The Aqua Life Swim Academy recently opened a Hawkesbury location

Local entrepreneur makes a splash with private swim school

For Canadian kids, learning to swim is a big part of growing up.

Though not everyone plays hockey, most kids spend at least some time on the water every summer.

Stephanie Rainey knows this. She grew up in Hawkesbury and spent much of her childhood and adolescence around the pool, as a competitive swimmer then as a lifeguard and swim instructor.

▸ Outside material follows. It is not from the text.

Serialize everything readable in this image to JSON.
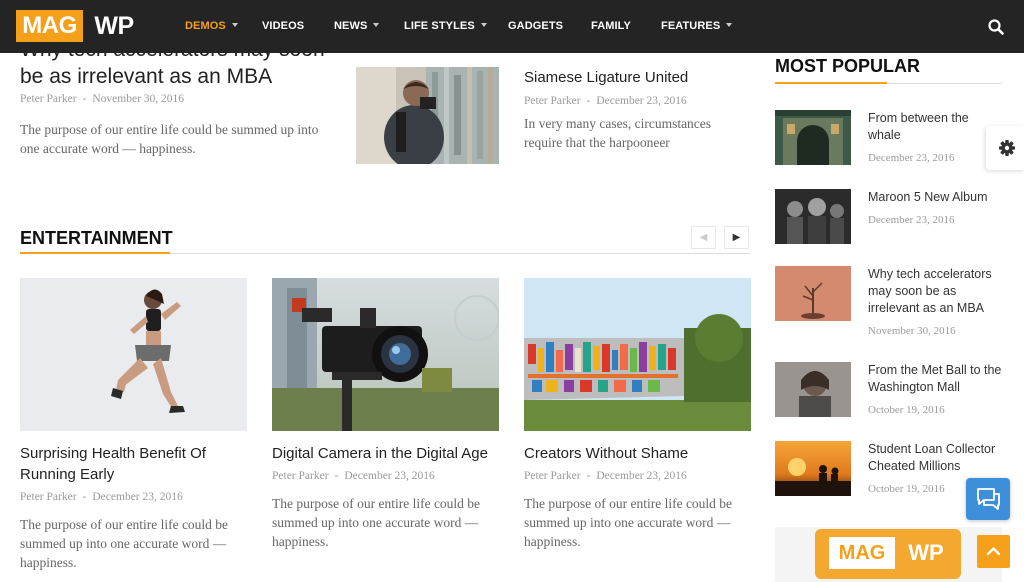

“We’re surrounded by water,” says Rainey. “If you don’t live on the water, you’re at least very, very close.”

A homegrown business

The 44-year-old entrepreneur is the founder and CEO of the Aqua Life Swim School, a private swim school that recently opened its newest location in Hawkesbury at the Quality Inn and Suites.

Having spent the first part of her career as a high school teacher, Rainey had seen firsthand how a rigid grading system and large class size can impact a student’s learning.

Frustrated, she made the decision to leave the classroom behind in favour of the pool, founding the Aqua Life in 2013. She set out to make her swim school different, with small class sizes and lessons hosted in quiet, well-heated pools. Aqua Life students also simply progress to the next swim level whenever they’re ready to do so, rather than passing or failing.

The ultimate purpose of the of the curriculum is to remove the factors that can make swimming stressful and focus on trust in the instructor and confidence in one’s self.

A career in aquatics

Rainey’s own aquatic career started with the Hawkesbury Orca Swim Team, where she was motivated to push herself by a single swim coach Brigitte Brockmueller, lovingly dubbed Coach B. Having grown up in a small town, Rainey can attest to the difference community builders can make.

“I’m so grateful to those people, for making our town something special,” says Rainey.

Having started in the local pool, Rainey’s most recent accomplishment is swimming the Rottnest Channel swim in Australia. The 19.7 km open water swim takes place each year between the mainland and the island of Rottnest.

Rainey took part as a member of a four-woman team at the February event, and placed first in the overall women’s team division.

“Aquatics can lead somewhere,” says Rainey.

By bringing the school back to the area she was born and raised in, Rainey hopes she can help other local kids reach their goals in the water.